We're finally in the home stretch of election season 2016, and that means there's just a few debates left. After what seemed like an endless stream of primary debates in the spring (especially with the Republican candidates) we are finally going to get a chance to see the vice presidential picks go at it out onstage. So how many vice presidential debates are there?

Just a single debate, actually. In those 90 minutes on Oct. 4 beginning at 9 p.m. at Longwood University, Indiana Gov. Mike Pence and Virginia Sen. Tim Kaine will have the opportunity to convince voters why they and their presidential candidates should be elected to the White House. CBS News' Elaine Quijano will moderate the debate.

Without the distraction of Donald Trump's near-daily tirades and Hillary Clinton's pneumonia, emails, or decision to smile or not, voters will finally get a chance to feel out their righthand men on national TV. So much of this election cycle has paid attention to Trump and Clinton both because of their personalities and histories. The debate is the time to look at an important decision each of the candidates has already made: who to be on deck for the presidency.
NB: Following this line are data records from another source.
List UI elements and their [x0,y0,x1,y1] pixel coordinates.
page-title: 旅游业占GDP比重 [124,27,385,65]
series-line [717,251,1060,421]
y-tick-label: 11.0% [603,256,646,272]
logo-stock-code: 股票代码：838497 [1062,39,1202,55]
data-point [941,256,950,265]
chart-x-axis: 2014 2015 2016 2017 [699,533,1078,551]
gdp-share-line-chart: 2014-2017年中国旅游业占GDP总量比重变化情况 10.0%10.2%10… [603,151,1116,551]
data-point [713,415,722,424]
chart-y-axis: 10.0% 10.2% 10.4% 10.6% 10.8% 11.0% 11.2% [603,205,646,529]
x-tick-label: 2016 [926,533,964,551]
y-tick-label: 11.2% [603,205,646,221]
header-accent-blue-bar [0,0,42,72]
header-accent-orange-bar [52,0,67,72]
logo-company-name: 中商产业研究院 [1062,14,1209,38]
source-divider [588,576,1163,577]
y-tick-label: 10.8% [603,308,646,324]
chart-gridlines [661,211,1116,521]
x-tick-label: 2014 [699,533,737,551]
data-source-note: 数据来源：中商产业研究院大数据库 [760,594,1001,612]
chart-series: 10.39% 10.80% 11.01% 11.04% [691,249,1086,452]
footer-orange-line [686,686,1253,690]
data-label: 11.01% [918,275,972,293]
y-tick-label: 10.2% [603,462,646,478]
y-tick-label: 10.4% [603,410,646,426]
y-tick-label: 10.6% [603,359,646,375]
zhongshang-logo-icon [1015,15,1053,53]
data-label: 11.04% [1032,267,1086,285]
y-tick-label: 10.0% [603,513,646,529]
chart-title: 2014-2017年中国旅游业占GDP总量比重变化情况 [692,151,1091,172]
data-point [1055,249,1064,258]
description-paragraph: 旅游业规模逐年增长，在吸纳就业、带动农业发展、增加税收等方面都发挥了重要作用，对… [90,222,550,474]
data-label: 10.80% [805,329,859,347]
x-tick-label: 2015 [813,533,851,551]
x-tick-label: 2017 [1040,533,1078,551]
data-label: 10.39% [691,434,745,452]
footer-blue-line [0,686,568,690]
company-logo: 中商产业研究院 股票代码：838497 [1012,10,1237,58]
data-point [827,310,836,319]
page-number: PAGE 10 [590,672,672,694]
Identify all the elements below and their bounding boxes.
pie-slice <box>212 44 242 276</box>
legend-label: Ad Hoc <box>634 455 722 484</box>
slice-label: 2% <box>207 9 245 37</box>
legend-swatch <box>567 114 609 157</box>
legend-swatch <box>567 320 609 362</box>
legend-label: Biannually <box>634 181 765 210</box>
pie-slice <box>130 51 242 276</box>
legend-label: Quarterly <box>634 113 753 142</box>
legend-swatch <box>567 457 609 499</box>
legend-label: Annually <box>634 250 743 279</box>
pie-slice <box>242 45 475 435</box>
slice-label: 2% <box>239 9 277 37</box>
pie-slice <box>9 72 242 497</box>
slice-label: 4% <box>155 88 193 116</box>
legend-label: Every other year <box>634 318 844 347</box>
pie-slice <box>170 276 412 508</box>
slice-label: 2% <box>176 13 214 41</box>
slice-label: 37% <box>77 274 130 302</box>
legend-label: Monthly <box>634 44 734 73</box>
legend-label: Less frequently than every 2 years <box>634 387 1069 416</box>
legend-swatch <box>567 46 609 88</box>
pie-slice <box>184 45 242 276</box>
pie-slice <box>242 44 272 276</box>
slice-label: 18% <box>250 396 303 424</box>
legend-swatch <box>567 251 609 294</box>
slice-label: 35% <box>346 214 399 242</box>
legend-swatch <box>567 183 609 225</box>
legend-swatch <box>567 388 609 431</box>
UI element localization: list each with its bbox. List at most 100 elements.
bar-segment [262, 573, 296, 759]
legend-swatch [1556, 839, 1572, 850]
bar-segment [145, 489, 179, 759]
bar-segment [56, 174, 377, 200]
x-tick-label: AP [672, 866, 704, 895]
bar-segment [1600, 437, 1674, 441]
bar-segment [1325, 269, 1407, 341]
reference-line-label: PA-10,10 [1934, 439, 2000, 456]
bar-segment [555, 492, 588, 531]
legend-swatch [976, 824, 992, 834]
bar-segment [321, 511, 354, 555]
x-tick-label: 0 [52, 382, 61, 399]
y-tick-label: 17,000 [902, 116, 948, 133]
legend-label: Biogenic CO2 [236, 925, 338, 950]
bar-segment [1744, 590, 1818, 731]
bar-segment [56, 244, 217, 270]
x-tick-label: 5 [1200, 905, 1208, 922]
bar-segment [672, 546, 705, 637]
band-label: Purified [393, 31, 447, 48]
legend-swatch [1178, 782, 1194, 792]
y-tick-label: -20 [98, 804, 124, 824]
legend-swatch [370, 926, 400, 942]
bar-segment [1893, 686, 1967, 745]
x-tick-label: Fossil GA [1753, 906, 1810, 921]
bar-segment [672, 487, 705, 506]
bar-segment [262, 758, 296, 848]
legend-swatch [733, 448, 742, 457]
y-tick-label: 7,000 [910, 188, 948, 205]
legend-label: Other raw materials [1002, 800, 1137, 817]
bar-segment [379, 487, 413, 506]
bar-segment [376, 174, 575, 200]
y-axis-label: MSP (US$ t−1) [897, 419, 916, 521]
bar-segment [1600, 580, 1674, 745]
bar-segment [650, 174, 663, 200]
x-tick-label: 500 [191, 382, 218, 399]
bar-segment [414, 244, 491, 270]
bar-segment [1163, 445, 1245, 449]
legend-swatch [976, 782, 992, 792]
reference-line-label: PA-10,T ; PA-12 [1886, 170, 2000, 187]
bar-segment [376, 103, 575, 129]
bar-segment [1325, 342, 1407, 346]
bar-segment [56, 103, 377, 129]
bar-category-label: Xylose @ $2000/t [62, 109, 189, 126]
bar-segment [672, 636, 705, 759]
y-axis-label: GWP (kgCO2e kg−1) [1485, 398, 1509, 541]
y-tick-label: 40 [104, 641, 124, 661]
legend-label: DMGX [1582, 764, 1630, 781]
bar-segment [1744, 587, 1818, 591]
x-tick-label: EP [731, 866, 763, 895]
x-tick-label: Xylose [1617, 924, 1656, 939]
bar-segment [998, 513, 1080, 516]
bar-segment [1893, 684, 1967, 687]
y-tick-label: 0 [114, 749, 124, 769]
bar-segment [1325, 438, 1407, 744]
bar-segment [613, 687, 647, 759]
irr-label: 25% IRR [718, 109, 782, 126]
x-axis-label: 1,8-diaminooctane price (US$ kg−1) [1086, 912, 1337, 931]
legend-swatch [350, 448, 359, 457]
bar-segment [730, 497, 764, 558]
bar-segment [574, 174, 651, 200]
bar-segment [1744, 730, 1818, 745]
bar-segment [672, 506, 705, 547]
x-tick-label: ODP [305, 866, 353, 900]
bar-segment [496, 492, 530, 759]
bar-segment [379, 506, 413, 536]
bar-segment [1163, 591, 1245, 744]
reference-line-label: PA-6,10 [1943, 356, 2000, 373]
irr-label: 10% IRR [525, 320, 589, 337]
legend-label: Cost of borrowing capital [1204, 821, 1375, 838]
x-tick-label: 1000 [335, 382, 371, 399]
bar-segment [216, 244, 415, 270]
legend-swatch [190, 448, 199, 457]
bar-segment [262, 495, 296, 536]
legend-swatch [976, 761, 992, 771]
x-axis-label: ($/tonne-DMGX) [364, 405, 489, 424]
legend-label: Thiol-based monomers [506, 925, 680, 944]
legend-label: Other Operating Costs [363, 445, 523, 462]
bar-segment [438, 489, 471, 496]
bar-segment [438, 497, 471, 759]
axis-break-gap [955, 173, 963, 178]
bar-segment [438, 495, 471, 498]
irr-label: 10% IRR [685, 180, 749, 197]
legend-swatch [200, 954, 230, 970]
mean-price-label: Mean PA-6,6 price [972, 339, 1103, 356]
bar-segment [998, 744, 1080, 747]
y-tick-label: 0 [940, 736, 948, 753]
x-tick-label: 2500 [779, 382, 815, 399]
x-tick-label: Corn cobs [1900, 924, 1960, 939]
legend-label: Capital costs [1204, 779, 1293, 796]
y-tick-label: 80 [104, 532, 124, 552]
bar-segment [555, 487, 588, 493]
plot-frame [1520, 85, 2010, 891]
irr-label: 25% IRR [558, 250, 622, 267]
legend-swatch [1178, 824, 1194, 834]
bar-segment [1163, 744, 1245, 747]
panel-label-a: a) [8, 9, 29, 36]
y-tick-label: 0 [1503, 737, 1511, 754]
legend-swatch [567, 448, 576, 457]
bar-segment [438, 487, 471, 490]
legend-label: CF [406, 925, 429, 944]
The vice presidential debate is the first debate Longwood University will hold. In an interview with ABC News, Longwood University president W. Taylor Reveley IV said that the process in the decision making for the debate to be held there took about two years to complete. Peter Eyre, a senior advisor for the Commission on Presidential Debates told ABC News that the decision to host the debate at Longwood included factors like the facilities, local police, law enforcement, hotels, and transportation. Also considered was the school's proximity to historic sites. According to Reveley, the parts of the campus were sites of the end of the Civil War. And the civil rights movement played a part in other areas of the campus.

Unlike the first presidential debate, the vice presidential candidates will debate for 10-minute segments on nine different topics. Each candidate will get two minutes to answer the question, then they can respond to each other.

After the vice presidential debate, only two more debates are scheduled before the general election on Nov. 8. Clinton and Trump will face off at third debate that will take place on Oct 9 and then the final debate on Oct. 19. Between now and then, they will attempt to convince the block of voters who still remain undecided to choose them.